REPUBLIKA.CO.ID, SLEMAN -- Dalam sidang perdananya, terdakwa kasus teror bom Maskapai Penerbangan Lion Air di Bandara Adisutjipto Yogyakarta, Andrea Giovanni S, tidak didampingi penasihat hukum. Padahal, dia mengaku sudah meminta bantuan pengacara.
Ketika Ketua Majelis Hakim, Pengadilan Negeri (PN) Sleman, Mulyanto menanyakan soal kuasa hukumnya, dia tampak kebingungan. Karena tidak adanya kuasa hukum yang mendampinginya, terdakwa kemudian menjalani proses sidang tersebut seorang diri.
"Ancaman pidana kasus ini di atas lima tahun. Sehingga terdakwa wajib didampingi pengacara," kata Mulyanto, Kamis (7/2).
Dalam dakwaannya, Jaksa Penuntut Umum (JPU), Jaka Purwanta menjerat Geovanni dengan pasal berlapis. Dakwaan primer yaitu Pasal 7 jo 27 Perpu No 1/2002 yang ditetapkan menjadi UU No 15/2003 tentang Pemberantasan Tindak Pidana Terorisme. Pasal ini memiliki ketentuan ancaman pidana penjara maksimal seumur hidup.

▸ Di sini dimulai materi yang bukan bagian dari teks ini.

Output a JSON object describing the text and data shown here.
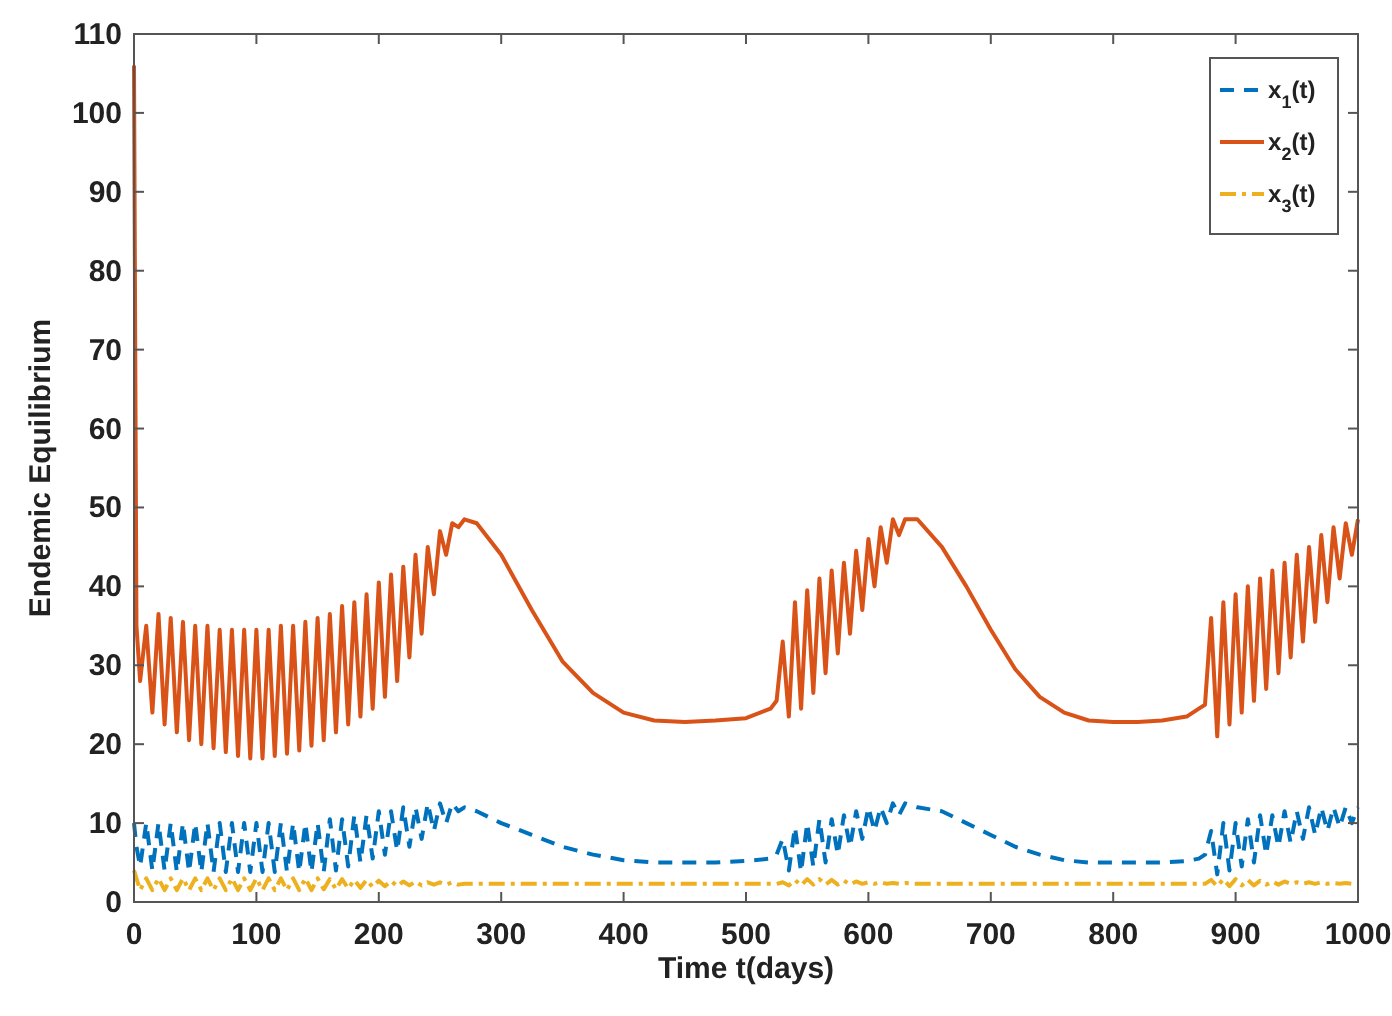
{
  "chart_data": {
    "type": "line",
    "xlabel": "Time t(days)",
    "ylabel": "Endemic Equilibrium",
    "xlim": [
      0,
      1000
    ],
    "xticks": [
      0,
      100,
      200,
      300,
      400,
      500,
      600,
      700,
      800,
      900,
      1000
    ],
    "ylim": [
      0,
      110
    ],
    "yticks": [
      0,
      10,
      20,
      30,
      40,
      50,
      60,
      70,
      80,
      90,
      100,
      110
    ],
    "grid": false,
    "legend": "top right",
    "x": [
      0,
      2,
      5,
      10,
      15,
      20,
      25,
      30,
      35,
      40,
      45,
      50,
      55,
      60,
      65,
      70,
      75,
      80,
      85,
      90,
      95,
      100,
      105,
      110,
      115,
      120,
      125,
      130,
      135,
      140,
      145,
      150,
      155,
      160,
      165,
      170,
      175,
      180,
      185,
      190,
      195,
      200,
      205,
      210,
      215,
      220,
      225,
      230,
      235,
      240,
      245,
      250,
      255,
      260,
      265,
      270,
      280,
      300,
      325,
      350,
      375,
      400,
      425,
      450,
      475,
      500,
      520,
      525,
      530,
      535,
      540,
      545,
      550,
      555,
      560,
      565,
      570,
      575,
      580,
      585,
      590,
      595,
      600,
      605,
      610,
      615,
      620,
      625,
      630,
      640,
      660,
      680,
      700,
      720,
      740,
      760,
      780,
      800,
      820,
      840,
      860,
      870,
      875,
      880,
      885,
      890,
      895,
      900,
      905,
      910,
      915,
      920,
      925,
      930,
      935,
      940,
      945,
      950,
      955,
      960,
      965,
      970,
      975,
      980,
      985,
      990,
      995,
      1000
    ],
    "series": [
      {
        "name": "x$_{1}$(t)",
        "color": "#0072bd",
        "line_style": "dashed",
        "values": [
          10,
          7,
          4.5,
          10,
          4,
          10,
          4,
          10,
          3.8,
          10,
          3.8,
          10,
          3.8,
          10,
          3.8,
          10,
          3.8,
          10,
          3.8,
          10,
          3.8,
          10,
          3.8,
          10,
          3.8,
          10,
          3.8,
          10,
          3.8,
          10,
          3.8,
          10,
          3.8,
          10.5,
          4,
          10.5,
          4.5,
          11,
          5,
          11,
          5.5,
          11.5,
          6,
          11.5,
          6.5,
          12,
          7,
          12,
          8,
          12.5,
          9,
          12.5,
          10,
          12.5,
          11.5,
          12,
          11.5,
          10,
          8.5,
          7,
          6,
          5.3,
          5,
          5,
          5,
          5.2,
          5.5,
          6,
          8,
          4,
          9.5,
          3.8,
          10,
          4.5,
          10.5,
          5,
          10.5,
          6,
          11,
          7,
          11.5,
          8,
          12,
          9,
          12,
          10,
          12.5,
          11,
          12.5,
          12,
          11.5,
          10,
          8.5,
          7,
          6,
          5.3,
          5,
          5,
          5,
          5,
          5.2,
          5.5,
          6,
          9,
          3.5,
          10,
          4,
          10,
          4.5,
          10.5,
          5,
          11,
          6,
          11,
          7,
          11.5,
          7.5,
          11.5,
          8,
          12,
          8.5,
          12,
          9,
          12,
          9.5,
          12,
          10,
          12
        ]
      },
      {
        "name": "x$_{2}$(t)",
        "color": "#d95319",
        "line_style": "solid",
        "values": [
          106,
          35,
          28,
          35,
          24,
          36.5,
          22.5,
          36,
          21.5,
          35.5,
          20.5,
          35,
          20,
          35,
          19.5,
          34.5,
          19,
          34.5,
          18.5,
          34.5,
          18.2,
          34.5,
          18.2,
          34.5,
          18.5,
          35,
          18.8,
          35,
          19.2,
          35.5,
          19.8,
          36,
          20.5,
          36.5,
          21.5,
          37.5,
          22.5,
          38,
          23.5,
          39,
          24.5,
          40.5,
          26,
          41.5,
          28,
          42.5,
          31,
          44,
          34,
          45,
          39,
          47,
          44,
          48,
          47.5,
          48.5,
          48,
          44,
          37,
          30.5,
          26.5,
          24,
          23,
          22.8,
          23,
          23.3,
          24.5,
          25.5,
          33,
          23.5,
          38,
          24.5,
          39.5,
          26.5,
          41,
          29,
          42,
          31.5,
          43,
          34,
          44.5,
          37,
          46,
          40,
          47.5,
          43,
          48.5,
          46.5,
          48.5,
          48.5,
          45,
          40,
          34.5,
          29.5,
          26,
          24,
          23,
          22.8,
          22.8,
          23,
          23.5,
          24.5,
          25,
          36,
          21,
          38,
          22.5,
          39,
          24,
          40,
          25.5,
          41,
          27,
          42,
          29,
          43,
          31,
          44,
          33,
          45,
          35.5,
          46.5,
          38,
          47.5,
          41,
          48,
          44,
          48.5
        ]
      },
      {
        "name": "x$_{3}$(t)",
        "color": "#edb120",
        "line_style": "dashdot",
        "values": [
          4,
          3,
          1.5,
          3,
          1.5,
          3,
          1.5,
          3,
          1.5,
          3,
          1.5,
          3,
          1.5,
          3,
          1.5,
          3,
          1.5,
          3,
          1.5,
          3,
          1.5,
          3,
          1.5,
          3,
          1.5,
          3,
          1.5,
          3,
          1.5,
          3,
          1.5,
          3,
          1.6,
          2.9,
          1.6,
          2.9,
          1.7,
          2.8,
          1.8,
          2.8,
          1.9,
          2.7,
          2,
          2.7,
          2,
          2.6,
          2.1,
          2.6,
          2.1,
          2.5,
          2.2,
          2.5,
          2.2,
          2.5,
          2.2,
          2.3,
          2.3,
          2.3,
          2.3,
          2.3,
          2.3,
          2.3,
          2.3,
          2.3,
          2.3,
          2.3,
          2.3,
          2.3,
          2.5,
          2.1,
          2.8,
          2.1,
          2.9,
          2.2,
          2.9,
          2.2,
          2.8,
          2.2,
          2.7,
          2.2,
          2.6,
          2.3,
          2.5,
          2.3,
          2.5,
          2.3,
          2.4,
          2.3,
          2.4,
          2.3,
          2.3,
          2.3,
          2.3,
          2.3,
          2.3,
          2.3,
          2.3,
          2.3,
          2.3,
          2.3,
          2.3,
          2.3,
          2.3,
          2.8,
          2,
          2.9,
          2,
          2.9,
          2.1,
          2.8,
          2.1,
          2.7,
          2.2,
          2.6,
          2.2,
          2.6,
          2.3,
          2.5,
          2.3,
          2.5,
          2.3,
          2.5,
          2.3,
          2.4,
          2.3,
          2.4,
          2.3,
          2.4
        ]
      }
    ]
  }
}
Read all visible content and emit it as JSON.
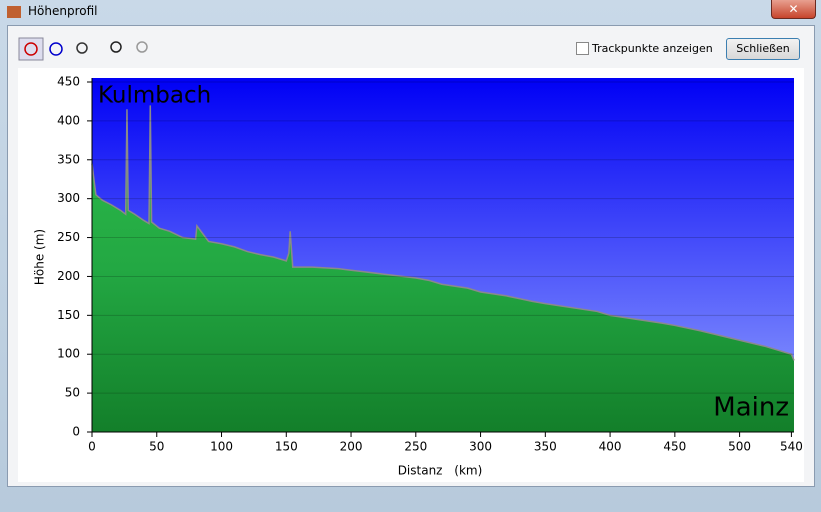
{
  "window_title": "Höhenprofil",
  "toolbar": {
    "checkbox_label": "Trackpunkte anzeigen",
    "button_label": "Schließen"
  },
  "chart_data": {
    "type": "area",
    "xlabel": "Distanz (km)",
    "ylabel": "Höhe (m)",
    "annotations": [
      "Kulmbach",
      "Mainz"
    ],
    "x": [
      0,
      3,
      8,
      15,
      22,
      26,
      27,
      28,
      33,
      40,
      44,
      45,
      46,
      52,
      60,
      70,
      80,
      81,
      90,
      100,
      110,
      120,
      130,
      140,
      150,
      152,
      153,
      155,
      170,
      190,
      200,
      210,
      230,
      250,
      260,
      270,
      290,
      300,
      320,
      340,
      350,
      370,
      390,
      400,
      420,
      440,
      450,
      470,
      490,
      500,
      520,
      530,
      540,
      542
    ],
    "values": [
      345,
      305,
      298,
      292,
      285,
      280,
      415,
      285,
      280,
      272,
      268,
      420,
      270,
      262,
      258,
      250,
      248,
      265,
      245,
      242,
      238,
      232,
      228,
      225,
      220,
      230,
      258,
      212,
      212,
      210,
      208,
      206,
      202,
      198,
      195,
      190,
      185,
      180,
      175,
      168,
      165,
      160,
      155,
      150,
      145,
      140,
      137,
      130,
      122,
      118,
      110,
      105,
      100,
      92
    ],
    "color": "#1fa03a",
    "line_color": "#8a8a8a",
    "xlim": [
      0,
      542
    ],
    "xticks": [
      0,
      50,
      100,
      150,
      200,
      250,
      300,
      350,
      400,
      450,
      500,
      540
    ],
    "ylim": [
      0,
      450
    ],
    "yticks": [
      0,
      50,
      100,
      150,
      200,
      250,
      300,
      350,
      400,
      450
    ],
    "grid": true
  }
}
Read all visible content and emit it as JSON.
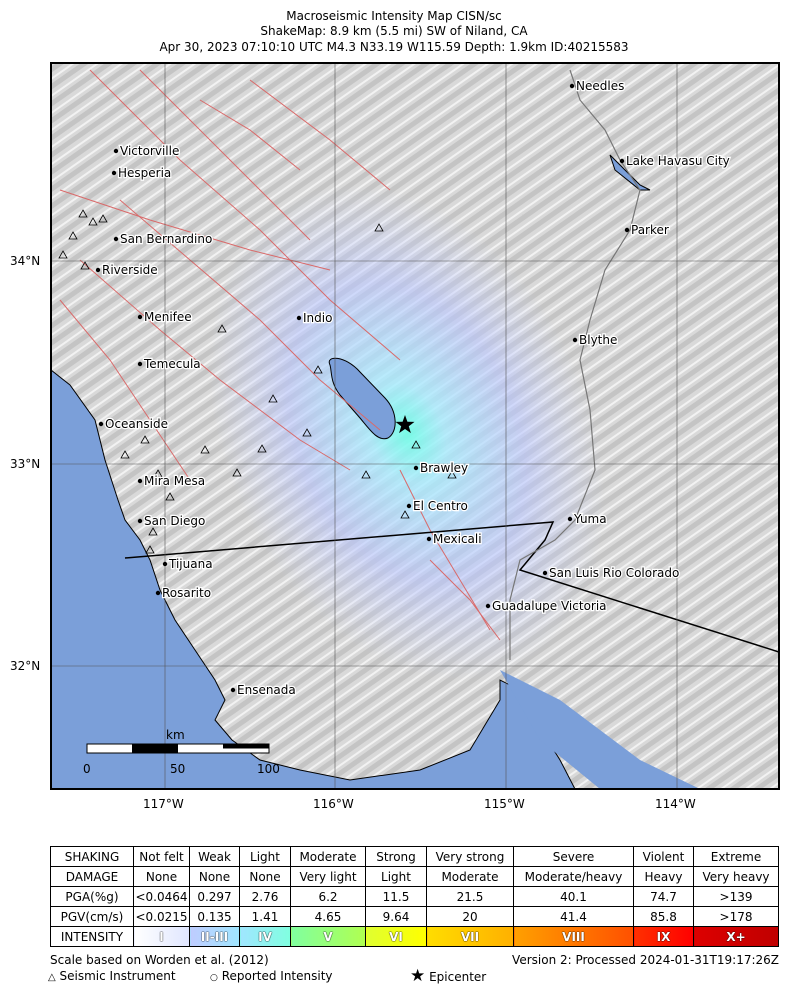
{
  "title": {
    "line1": "Macroseismic Intensity Map CISN/sc",
    "line2": "ShakeMap: 8.9 km (5.5 mi) SW of Niland, CA",
    "line3": "Apr 30, 2023 07:10:10 UTC M4.3 N33.19 W115.59 Depth: 1.9km ID:40215583"
  },
  "map": {
    "lat_ticks": [
      "34°N",
      "33°N",
      "32°N"
    ],
    "lon_ticks": [
      "117°W",
      "116°W",
      "115°W",
      "114°W"
    ],
    "cities": [
      "Needles",
      "Lake Havasu City",
      "Victorville",
      "Hesperia",
      "San Bernardino",
      "Parker",
      "Riverside",
      "Indio",
      "Menifee",
      "Blythe",
      "Temecula",
      "Oceanside",
      "Brawley",
      "Mira Mesa",
      "El Centro",
      "Yuma",
      "San Diego",
      "Mexicali",
      "Tijuana",
      "San Luis Rio Colorado",
      "Rosarito",
      "Guadalupe Victoria",
      "Ensenada"
    ],
    "scale_bar": {
      "unit": "km",
      "labels": [
        "0",
        "50",
        "100"
      ]
    },
    "colors": {
      "ocean": "#7b9fd9",
      "terrain": "#d8d8d8",
      "faults": "#d96a6a",
      "epicenter": "#000000"
    }
  },
  "legend": {
    "rows": [
      {
        "header": "SHAKING",
        "cells": [
          "Not felt",
          "Weak",
          "Light",
          "Moderate",
          "Strong",
          "Very strong",
          "Severe",
          "Violent",
          "Extreme"
        ]
      },
      {
        "header": "DAMAGE",
        "cells": [
          "None",
          "None",
          "None",
          "Very light",
          "Light",
          "Moderate",
          "Moderate/heavy",
          "Heavy",
          "Very heavy"
        ]
      },
      {
        "header": "PGA(%g)",
        "cells": [
          "<0.0464",
          "0.297",
          "2.76",
          "6.2",
          "11.5",
          "21.5",
          "40.1",
          "74.7",
          ">139"
        ]
      },
      {
        "header": "PGV(cm/s)",
        "cells": [
          "<0.0215",
          "0.135",
          "1.41",
          "4.65",
          "9.64",
          "20",
          "41.4",
          "85.8",
          ">178"
        ]
      }
    ],
    "intensity": {
      "header": "INTENSITY",
      "cells": [
        "I",
        "II-III",
        "IV",
        "V",
        "VI",
        "VII",
        "VIII",
        "IX",
        "X+"
      ],
      "colors": [
        [
          "#ffffff",
          "#e0e6ff"
        ],
        [
          "#bfccff",
          "#a0e6ff"
        ],
        [
          "#a0e6ff",
          "#80ffe0"
        ],
        [
          "#80ffa0",
          "#b0ff50"
        ],
        [
          "#e0ff30",
          "#ffff00"
        ],
        [
          "#ffdd00",
          "#ffb000"
        ],
        [
          "#ffa000",
          "#ff5000"
        ],
        [
          "#ff3000",
          "#ff0000"
        ],
        [
          "#dd0000",
          "#c00000"
        ]
      ]
    },
    "scale_note": "Scale based on Worden et al. (2012)",
    "version": "Version 2: Processed 2024-01-31T19:17:26Z",
    "symbols": {
      "instrument": "Seismic Instrument",
      "reported": "Reported Intensity",
      "epicenter": "Epicenter"
    }
  }
}
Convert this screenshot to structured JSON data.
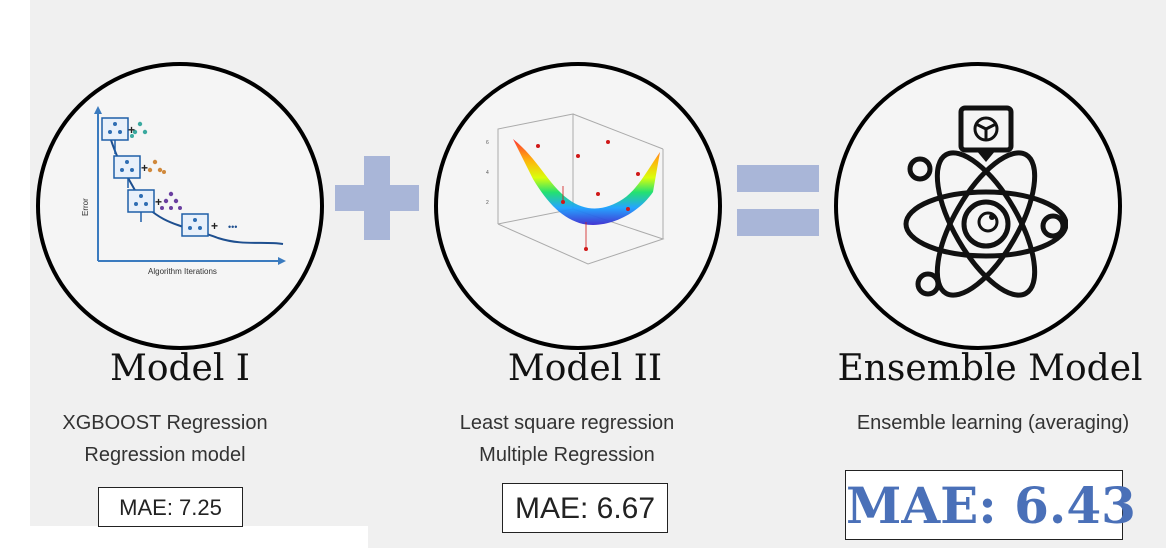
{
  "models": [
    {
      "title": "Model I",
      "lines": [
        "XGBOOST Regression",
        "Regression model"
      ],
      "mae": "MAE: 7.25",
      "diagram": {
        "ylabel": "Error",
        "xlabel": "Algorithm Iterations",
        "ellipsis": "•••"
      }
    },
    {
      "title": "Model II",
      "lines": [
        "Least square regression",
        "Multiple Regression"
      ],
      "mae": "MAE: 6.67"
    },
    {
      "title": "Ensemble Model",
      "lines": [
        "Ensemble learning (averaging)"
      ],
      "mae": "MAE: 6.43"
    }
  ],
  "operators": {
    "plus": "plus",
    "equals": "equals"
  },
  "colors": {
    "operator": "#a9b6d8",
    "ensemble_mae": "#4a70b8"
  },
  "icons": [
    "xgboost-diagram",
    "surface-plot",
    "atom-ai-icon"
  ]
}
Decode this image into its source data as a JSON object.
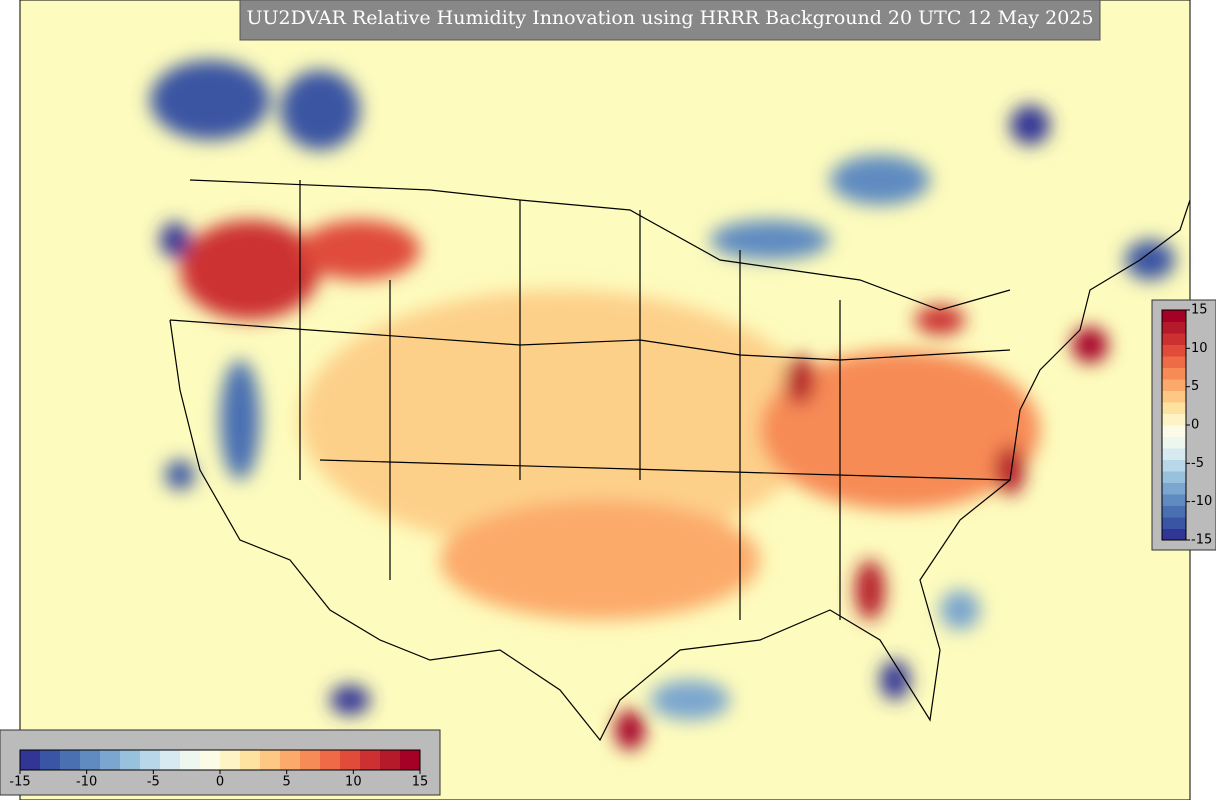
{
  "title": "UU2DVAR Relative Humidity Innovation using HRRR Background 20 UTC 12 May 2025",
  "colormap": [
    "#313695",
    "#3a55a3",
    "#4a70b2",
    "#5f8bc1",
    "#7aa6cf",
    "#98c1dd",
    "#b8d8e9",
    "#d7eaf2",
    "#eef6f0",
    "#fbfbe8",
    "#fdf3c4",
    "#fee3a0",
    "#fdc883",
    "#fcaa6b",
    "#f78b57",
    "#ef6b48",
    "#e04b3a",
    "#cc3030",
    "#b51a2a",
    "#a50026"
  ],
  "colorbars": [
    {
      "orientation": "horizontal",
      "lim": [
        -15,
        15
      ],
      "ticks": [
        -15,
        -10,
        -5,
        0,
        5,
        10,
        15
      ]
    },
    {
      "orientation": "vertical",
      "lim": [
        -15,
        15
      ],
      "ticks": [
        -15,
        -10,
        -5,
        0,
        5,
        10,
        15
      ]
    }
  ]
}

Sedangkan dakwaan alternatif ke satu Pasal 479 KUHP tentang Kejahatan Penerbangan dan Sarpras Penerbangan. Lalu Pasal 335 ayat 1 KUHP tentang Perbuatan Tidak Menyenangkan. Dalam dakwaan yang teregister dengan nomer perkara 56/PID.B/2013/PN.SLMN
Kejadian itu bermula ketika terdakwa dinyatakan dengan sengaja telah menimbulkan suasana teror bom pada pesawat Lion Air tujuan Denpasar, Bali, Ahad (14/10). Modus yang dilakukan adalah dengan menakut-nakuti pegawai maskapai tersebut, Yuli Purwanto melalui telepon.
Setelah adanya telpon itu, operator maskapai lalu melakukan pengecekan terhadap pesawat Lion Air JT 568. Pihak Gegana Brimob Polda DIY juga diterjunkan untuk menyisir lokasi bandara. Namun tidak ditemukan barang berbahaya.
"Ini semua hanya salah paham," kata Geovani usai persidangan tersebut.